CS302 -- Lab 5
Empirical Evaluation of Time Complexity
- CS302 -- Fundamental Algorithms
- Fall, 1999
- Brad Vander Zanden
- Due: Wednesday, October 6 at 2:30PM for the Wednesday lab and
Friday, October 8 at 11:15AM for the Friday lab.
Lab Objective
The objective of this lab is to
show you how an algorithm's time complexity translates to real world
performance. A second objective
is to give you experience with using a profiler. A profiler
instruments a program and prints out information about the time spent
in each function. In this lab you will use a profiling tool called
quantify.
Problem Statement
You will be performing a number of
experiments that compare the relative performance of
several search algorithms.
For the search algorithms you will be comparing linear search, unordered
binary search trees, splay trees,
red black trees, and hash tables on ordered and random data.
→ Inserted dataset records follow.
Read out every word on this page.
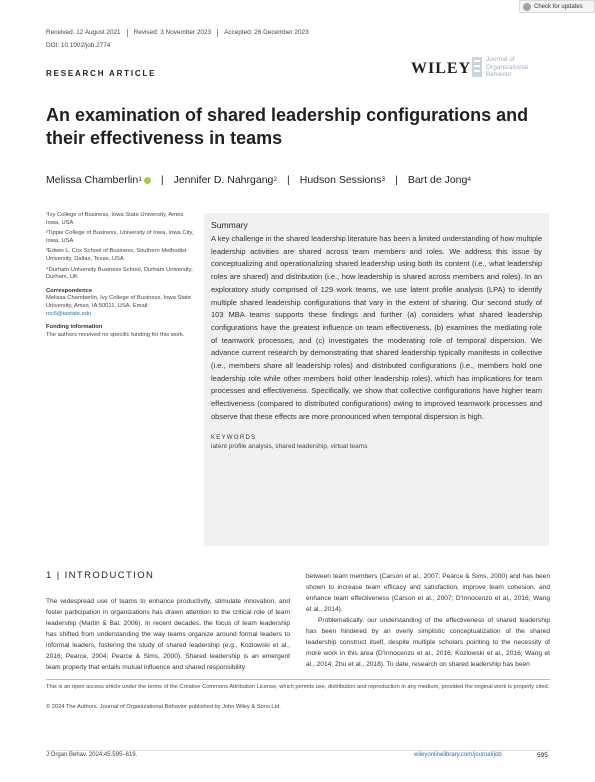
Check for updates
Received: 12 August 2021 Revised: 3 November 2023 Accepted: 26 December 2023
DOI: 10.1002/job.2774
RESEARCH ARTICLE	WILEY
Journal of
Organizational
Behavior
An examination of shared leadership configurations and their effectiveness in teams
Melissa Chamberlin 1 | Jennifer D. Nahrgang 2 | Hudson Sessions 3 | Bart de Jong 4
¹Ivy College of Business, Iowa State University, Ames, Iowa, USA
²Tippie College of Business, University of Iowa, Iowa City, Iowa, USA
³Edwin L. Cox School of Business, Southern Methodist University, Dallas, Texas, USA
⁴Durham University Business School, Durham University, Durham, UK
Correspondence
Melissa Chamberlin, Ivy College of Business, Iowa State University, Ames, IA 50011, USA. Email: mc6@iastate.edu
Funding information
The authors received no specific funding for this work.
Summary
A key challenge in the shared leadership literature has been a limited understanding of how multiple leadership activities are shared across team members and roles. We address this issue by conceptualizing and operationalizing shared leadership using both its content (i.e., what leadership roles are shared) and distribution (i.e., how leadership is shared across members and roles). In an exploratory study comprised of 129 work teams, we use latent profile analysis (LPA) to identify multiple shared leadership configurations that vary in the extent of sharing. Our second study of 103 MBA teams supports these findings and further (a) considers what shared leadership configurations have the greatest influence on team effectiveness, (b) examines the mediating role of teamwork processes, and (c) investigates the moderating role of temporal dispersion. We advance current research by demonstrating that shared leadership typically manifests in collective (i.e., members share all leadership roles) and distributed configurations (i.e., members hold one leadership role while other members hold other leadership roles), which has implications for team processes and effectiveness. Specifically, we show that collective configurations have higher team effectiveness (compared to distributed configurations) owing to improved teamwork processes and observe that these effects are more pronounced when temporal dispersion is high.
KEYWORDS
latent profile analysis, shared leadership, virtual teams
1 | INTRODUCTION

The widespread use of teams to enhance productivity, stimulate innovation, and foster participation in organizations has drawn attention to the critical role of team leadership (Martin & Bal, 2006). In recent decades, the focus of team leadership has shifted from understanding the way teams organize around formal leaders to informal leaders, fostering the study of shared leadership (e.g., Kozlowski et al., 2016; Pearce, 2004; Pearce & Sims, 2000). Shared leadership is an emergent team property that entails mutual influence and shared responsibility

between team members (Carson et al., 2007; Pearce & Sims, 2000) and has been shown to increase team efficacy and satisfaction, improve team cohesion, and enhance team effectiveness (Carson et al., 2007; D'Innocenzo et al., 2016; Wang et al., 2014).

Problematically, our understanding of the effectiveness of shared leadership has been hindered by an overly simplistic conceptualization of the shared leadership construct itself, despite multiple scholars pointing to the necessity of more work in this area (D'Innocenzo et al., 2016; Kozlowski et al., 2016; Wang et al., 2014; Zhu et al., 2018). To date, research on shared leadership has been

This is an open access article under the terms of the Creative Commons Attribution License, which permits use, distribution and reproduction in any medium, provided the original work is properly cited.
© 2024 The Authors. Journal of Organizational Behavior published by John Wiley & Sons Ltd.
J Organ Behav. 2024;45:595–619.	wileyonlinelibrary.com/journal/job	595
You will be asked to graph your results and also to find the optimal
data structures for various input ranges.
Setting Up
There is no set up required for this lab.
Search Algorithms
In /ruby/homes/ftp/pub/bvz/classes/cs302/labs/lab5 you will find a
file called search which implements the linear search, unordered
binary search tree, red black tree, and hash table algorithms.
This program 1) generates a sequence of keys and
inserts the keys into their respective data structures, 2) searches once
for each of the generated keys (these searches will all be successful), and
3) searches for a sequence of keys not in the data structures (these
searches will all be unsuccessful). There are an equal number of
successful and unsuccessful searches.
The search program takes two arguments:
- An integer indicating the number of keys to be generated. If
n is the number of keys to be generated, then integer keys in
the range [0, 2n-1] are generated. In the ordered case, the
keys are inserted in ascending order (i.e., 0, 2, 4, ..., 2n-2). In the
random case, the keys are inserted in a random order. Once
the keys are inserted, there will be n successful and
n unsuccessful searches conducted.
- An integer seed for the random number generator.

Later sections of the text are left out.